I think it is wrong, because I provide enough points to generate a TIN, but the result seems to use only a small part of the point. Before updating the matplotlib, I can get a result like: ]

Answer

zxgao picture zxgao · Jun 2, 2017

Thanks a lot for all replies. This issue has been solved and the detailed was shown in Problem about plot_trisurf of matplotlib 2.0.2. And here I was pleasured to show my result. The problem is one of finite precision when calculating the Delaunay triangulation in qhull, which considers points that are near (according to a complicated definition of the word 'near') to be identical, so the triangulation is simpler than is desired. The dataset is an extreme one (in a bad way) for finite precision in that the spread of points about their mean is small (x.mean()=512767, x.max()-x.min()=134, y.mean()=303, y.max()-y.min()=5403707).This was explained by Ian Thomas.
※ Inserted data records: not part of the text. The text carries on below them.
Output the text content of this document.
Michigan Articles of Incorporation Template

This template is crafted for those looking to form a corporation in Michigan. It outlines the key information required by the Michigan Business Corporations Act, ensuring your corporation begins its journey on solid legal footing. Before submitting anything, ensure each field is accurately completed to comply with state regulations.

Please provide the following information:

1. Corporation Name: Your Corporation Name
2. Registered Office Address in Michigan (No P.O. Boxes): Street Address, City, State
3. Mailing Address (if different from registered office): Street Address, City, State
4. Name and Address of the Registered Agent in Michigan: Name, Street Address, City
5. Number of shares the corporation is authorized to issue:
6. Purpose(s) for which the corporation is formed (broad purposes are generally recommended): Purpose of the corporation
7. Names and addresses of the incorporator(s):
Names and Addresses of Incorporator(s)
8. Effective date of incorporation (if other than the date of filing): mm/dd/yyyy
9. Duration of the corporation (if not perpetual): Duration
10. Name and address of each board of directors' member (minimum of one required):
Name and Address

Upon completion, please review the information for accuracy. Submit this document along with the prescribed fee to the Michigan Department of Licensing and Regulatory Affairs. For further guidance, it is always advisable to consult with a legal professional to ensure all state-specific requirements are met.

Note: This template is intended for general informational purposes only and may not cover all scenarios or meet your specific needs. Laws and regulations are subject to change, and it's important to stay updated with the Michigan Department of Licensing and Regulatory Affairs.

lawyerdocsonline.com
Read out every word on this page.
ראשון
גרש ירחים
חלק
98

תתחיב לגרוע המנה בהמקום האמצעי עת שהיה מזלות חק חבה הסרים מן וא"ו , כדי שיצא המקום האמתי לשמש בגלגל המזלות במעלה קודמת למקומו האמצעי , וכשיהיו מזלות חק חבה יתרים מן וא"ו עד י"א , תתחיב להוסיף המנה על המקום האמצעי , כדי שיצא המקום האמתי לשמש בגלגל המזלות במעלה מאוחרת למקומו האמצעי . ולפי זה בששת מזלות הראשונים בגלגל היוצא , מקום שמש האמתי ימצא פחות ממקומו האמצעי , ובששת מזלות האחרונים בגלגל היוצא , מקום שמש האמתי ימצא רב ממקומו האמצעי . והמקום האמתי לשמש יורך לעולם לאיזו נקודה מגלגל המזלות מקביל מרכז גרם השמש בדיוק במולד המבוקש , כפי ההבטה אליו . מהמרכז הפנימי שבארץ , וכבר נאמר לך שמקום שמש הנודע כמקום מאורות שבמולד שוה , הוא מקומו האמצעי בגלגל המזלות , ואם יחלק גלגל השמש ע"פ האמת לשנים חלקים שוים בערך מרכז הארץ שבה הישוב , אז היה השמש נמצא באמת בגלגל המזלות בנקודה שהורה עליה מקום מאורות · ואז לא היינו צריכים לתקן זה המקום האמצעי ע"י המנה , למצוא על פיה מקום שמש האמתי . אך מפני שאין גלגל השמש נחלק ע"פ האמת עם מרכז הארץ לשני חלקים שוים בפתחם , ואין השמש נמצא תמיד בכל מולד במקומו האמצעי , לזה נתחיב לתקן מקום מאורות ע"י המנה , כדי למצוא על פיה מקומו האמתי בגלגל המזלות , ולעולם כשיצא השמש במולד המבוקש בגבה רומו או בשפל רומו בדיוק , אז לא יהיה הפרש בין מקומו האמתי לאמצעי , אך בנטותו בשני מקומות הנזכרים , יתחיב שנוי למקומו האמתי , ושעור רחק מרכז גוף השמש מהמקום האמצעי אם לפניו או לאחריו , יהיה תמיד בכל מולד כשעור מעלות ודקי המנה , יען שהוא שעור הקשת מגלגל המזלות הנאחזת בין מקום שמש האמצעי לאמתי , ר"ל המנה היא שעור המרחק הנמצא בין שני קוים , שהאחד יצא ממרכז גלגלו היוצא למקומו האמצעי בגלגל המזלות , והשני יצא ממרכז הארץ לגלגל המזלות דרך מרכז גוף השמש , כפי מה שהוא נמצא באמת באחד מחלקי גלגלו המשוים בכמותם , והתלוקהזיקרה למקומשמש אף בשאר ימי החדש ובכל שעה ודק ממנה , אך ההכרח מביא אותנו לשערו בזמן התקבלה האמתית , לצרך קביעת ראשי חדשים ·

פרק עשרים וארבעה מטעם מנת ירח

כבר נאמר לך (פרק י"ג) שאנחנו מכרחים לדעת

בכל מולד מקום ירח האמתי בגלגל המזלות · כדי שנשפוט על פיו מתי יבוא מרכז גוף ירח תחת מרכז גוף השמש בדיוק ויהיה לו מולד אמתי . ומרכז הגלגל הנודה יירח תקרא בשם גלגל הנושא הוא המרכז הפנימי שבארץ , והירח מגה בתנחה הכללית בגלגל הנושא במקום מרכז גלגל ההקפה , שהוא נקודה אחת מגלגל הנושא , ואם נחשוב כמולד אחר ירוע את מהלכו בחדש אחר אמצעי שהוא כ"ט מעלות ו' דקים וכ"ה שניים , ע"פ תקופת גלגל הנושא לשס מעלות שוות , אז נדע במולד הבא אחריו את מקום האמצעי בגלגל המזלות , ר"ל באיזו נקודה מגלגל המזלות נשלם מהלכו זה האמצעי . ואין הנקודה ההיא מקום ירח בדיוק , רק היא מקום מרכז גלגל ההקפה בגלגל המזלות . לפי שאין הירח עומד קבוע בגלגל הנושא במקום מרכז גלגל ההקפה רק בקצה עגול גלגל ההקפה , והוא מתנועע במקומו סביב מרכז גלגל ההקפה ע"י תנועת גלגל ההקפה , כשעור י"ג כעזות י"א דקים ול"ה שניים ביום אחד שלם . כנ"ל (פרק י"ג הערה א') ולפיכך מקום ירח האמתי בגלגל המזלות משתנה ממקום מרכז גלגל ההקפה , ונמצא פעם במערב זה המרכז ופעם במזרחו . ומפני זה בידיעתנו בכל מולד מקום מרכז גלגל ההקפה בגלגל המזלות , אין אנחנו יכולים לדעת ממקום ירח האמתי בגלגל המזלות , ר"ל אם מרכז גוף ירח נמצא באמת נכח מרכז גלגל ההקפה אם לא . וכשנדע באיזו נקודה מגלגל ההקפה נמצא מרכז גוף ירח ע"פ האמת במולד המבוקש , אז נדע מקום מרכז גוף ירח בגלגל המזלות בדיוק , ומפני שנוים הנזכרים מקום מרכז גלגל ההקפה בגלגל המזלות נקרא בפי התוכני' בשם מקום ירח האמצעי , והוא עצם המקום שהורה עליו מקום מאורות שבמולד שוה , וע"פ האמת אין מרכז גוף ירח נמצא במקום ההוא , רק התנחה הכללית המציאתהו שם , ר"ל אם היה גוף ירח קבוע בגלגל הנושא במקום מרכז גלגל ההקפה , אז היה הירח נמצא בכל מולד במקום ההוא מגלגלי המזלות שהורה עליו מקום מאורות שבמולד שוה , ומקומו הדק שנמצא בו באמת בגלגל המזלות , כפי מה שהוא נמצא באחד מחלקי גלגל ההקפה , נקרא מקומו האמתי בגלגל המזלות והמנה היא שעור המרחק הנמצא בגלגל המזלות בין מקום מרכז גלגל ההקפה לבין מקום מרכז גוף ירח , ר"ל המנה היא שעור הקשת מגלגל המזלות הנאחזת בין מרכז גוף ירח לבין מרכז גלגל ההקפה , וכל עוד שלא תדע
Thus, I have corrected my test code as follows:

import sys
import matplotlib
import matplotlib.pyplot as plt
from matplotlib.ticker import MaxNLocator
from matplotlib import cm
from mpl_toolkits.mplot3d import Axes3D
import numpy
from numpy.random import randn
from scipy import array, newaxis

chunk = numpy.loadtxt('test.xyz')  #test.xyz contains 38010 points,
DATA=numpy.array(chunk)
Xs = DATA[:,0]
Ys = DATA[:,1]
Zs = DATA[:,2]

fig = plt.figure()
ax = fig.add_subplot(111, projection='3d')
#surf = ax.plot_trisurf(Xs, Ys, Zs, cmap=cm.jet, linewidth=0)
surf = ax.plot_trisurf(Xs-Xs.mean(), Ys-Ys.mean(), Zs, cmap=cm.jet, linewidth=0)
fig.colorbar(surf)

ax.xaxis.set_major_locator(MaxNLocator(5))
ax.yaxis.set_major_locator(MaxNLocator(6))
ax.zaxis.set_major_locator(MaxNLocator(5))

fig.tight_layout()
plt.show()

Before,the result was shown as: enter image description here

After,the result was shown as: enter image description here

So to sum this up, this was not actually an issue between different matplotlib versions and the current version is good enough to cope with the majority of use cases. And if someone hope that the axis ticklabes can be easily corrected for, you can refer to ImportanceOfBeingErnest's method.